ECLI:NL:RBDHA:2023:11565
Rechtbank Den Haag
- Eerste aanleg - enkelvoudig
- Rechtspraak.nl
Afwijzing verzoek voorlopige voorziening in vreemdelingenzaak zonder gronden
In deze zaak heeft de voorzieningenrechter van de Rechtbank Den Haag op 14 juli 2023 uitspraak gedaan in een verzoek om een voorlopige voorziening. De verzoeker, een vreemdeling, had een aanvraag ingediend voor een verblijfsvergunning regulier voor bepaalde tijd, welke door de staatssecretaris van Justitie en Veiligheid op 1 juli 2022 was afgewezen. Na deze afwijzing heeft de verzoeker bezwaar gemaakt, maar het bezwaar werd door de staatssecretaris niet-ontvankelijk verklaard op 18 augustus 2022. Hierop heeft de verzoeker beroep ingesteld tegen dit bestreden besluit.
De voorzieningenrechter heeft het verzoek om een voorlopige voorziening behandeld zonder zitting, op basis van artikel 8:83, derde lid, van de Algemene wet bestuursrecht (Awb). De rechter heeft vastgesteld dat het verzoekschrift van de verzoeker geen gronden bevatte, zoals vereist volgens artikel 6:5, eerste lid, aanhef en onder d, van de Awb. De voorzieningenrechter heeft de verzoeker in een aangetekende brief van 22 juli 2022 verzocht om binnen twee weken alsnog gronden in te dienen, maar hierop is geen reactie ontvangen.

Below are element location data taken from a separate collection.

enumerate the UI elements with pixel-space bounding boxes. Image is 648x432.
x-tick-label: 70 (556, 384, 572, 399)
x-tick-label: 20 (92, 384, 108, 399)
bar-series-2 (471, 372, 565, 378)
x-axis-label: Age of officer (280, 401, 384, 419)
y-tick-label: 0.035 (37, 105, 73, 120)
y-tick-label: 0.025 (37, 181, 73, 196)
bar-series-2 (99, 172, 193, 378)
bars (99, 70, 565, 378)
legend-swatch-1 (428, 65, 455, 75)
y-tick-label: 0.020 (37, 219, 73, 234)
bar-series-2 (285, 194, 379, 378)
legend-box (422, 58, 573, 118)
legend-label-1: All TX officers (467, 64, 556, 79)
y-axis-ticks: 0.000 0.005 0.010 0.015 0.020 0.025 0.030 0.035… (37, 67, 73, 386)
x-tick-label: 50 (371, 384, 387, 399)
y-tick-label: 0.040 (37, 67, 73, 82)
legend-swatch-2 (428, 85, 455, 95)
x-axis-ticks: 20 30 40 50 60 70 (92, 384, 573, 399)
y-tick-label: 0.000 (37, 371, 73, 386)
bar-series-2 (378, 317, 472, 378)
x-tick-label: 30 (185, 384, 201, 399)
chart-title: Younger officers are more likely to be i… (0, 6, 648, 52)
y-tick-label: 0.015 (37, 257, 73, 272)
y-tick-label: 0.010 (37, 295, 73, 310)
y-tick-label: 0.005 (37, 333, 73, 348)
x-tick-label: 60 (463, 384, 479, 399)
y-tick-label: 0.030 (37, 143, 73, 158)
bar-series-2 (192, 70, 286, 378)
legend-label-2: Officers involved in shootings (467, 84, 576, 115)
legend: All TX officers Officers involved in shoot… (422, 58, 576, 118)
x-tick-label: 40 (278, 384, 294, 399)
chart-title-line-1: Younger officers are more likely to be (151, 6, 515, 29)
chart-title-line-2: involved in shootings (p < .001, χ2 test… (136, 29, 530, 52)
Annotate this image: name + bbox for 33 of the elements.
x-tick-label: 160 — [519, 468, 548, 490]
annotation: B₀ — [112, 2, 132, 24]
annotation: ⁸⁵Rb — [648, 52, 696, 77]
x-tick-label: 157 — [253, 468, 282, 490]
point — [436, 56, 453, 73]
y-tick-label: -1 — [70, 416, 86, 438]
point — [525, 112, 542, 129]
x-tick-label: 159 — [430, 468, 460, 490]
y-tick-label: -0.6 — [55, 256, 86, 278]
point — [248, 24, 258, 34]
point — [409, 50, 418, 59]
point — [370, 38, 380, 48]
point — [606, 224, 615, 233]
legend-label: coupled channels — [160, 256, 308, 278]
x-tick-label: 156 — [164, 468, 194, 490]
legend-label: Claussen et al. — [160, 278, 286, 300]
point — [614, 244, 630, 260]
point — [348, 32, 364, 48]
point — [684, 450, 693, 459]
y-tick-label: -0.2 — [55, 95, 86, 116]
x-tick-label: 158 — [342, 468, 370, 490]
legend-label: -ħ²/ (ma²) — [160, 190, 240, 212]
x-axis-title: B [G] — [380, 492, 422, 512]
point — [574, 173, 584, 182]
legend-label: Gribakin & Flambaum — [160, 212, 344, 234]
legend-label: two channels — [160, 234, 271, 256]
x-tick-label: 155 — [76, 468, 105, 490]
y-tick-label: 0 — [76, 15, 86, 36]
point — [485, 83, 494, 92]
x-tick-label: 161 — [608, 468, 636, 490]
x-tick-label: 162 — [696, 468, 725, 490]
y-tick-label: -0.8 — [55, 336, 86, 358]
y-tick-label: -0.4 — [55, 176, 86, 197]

Gelet op het ontbreken van gronden heeft de voorzieningenrechter het verzoek kennelijk niet-ontvankelijk verklaard. De rechter heeft ook aangegeven dat er geen aanleiding is voor een proceskostenveroordeling. De uitspraak is openbaar gemaakt en er staat geen rechtsmiddel open tegen deze beslissing.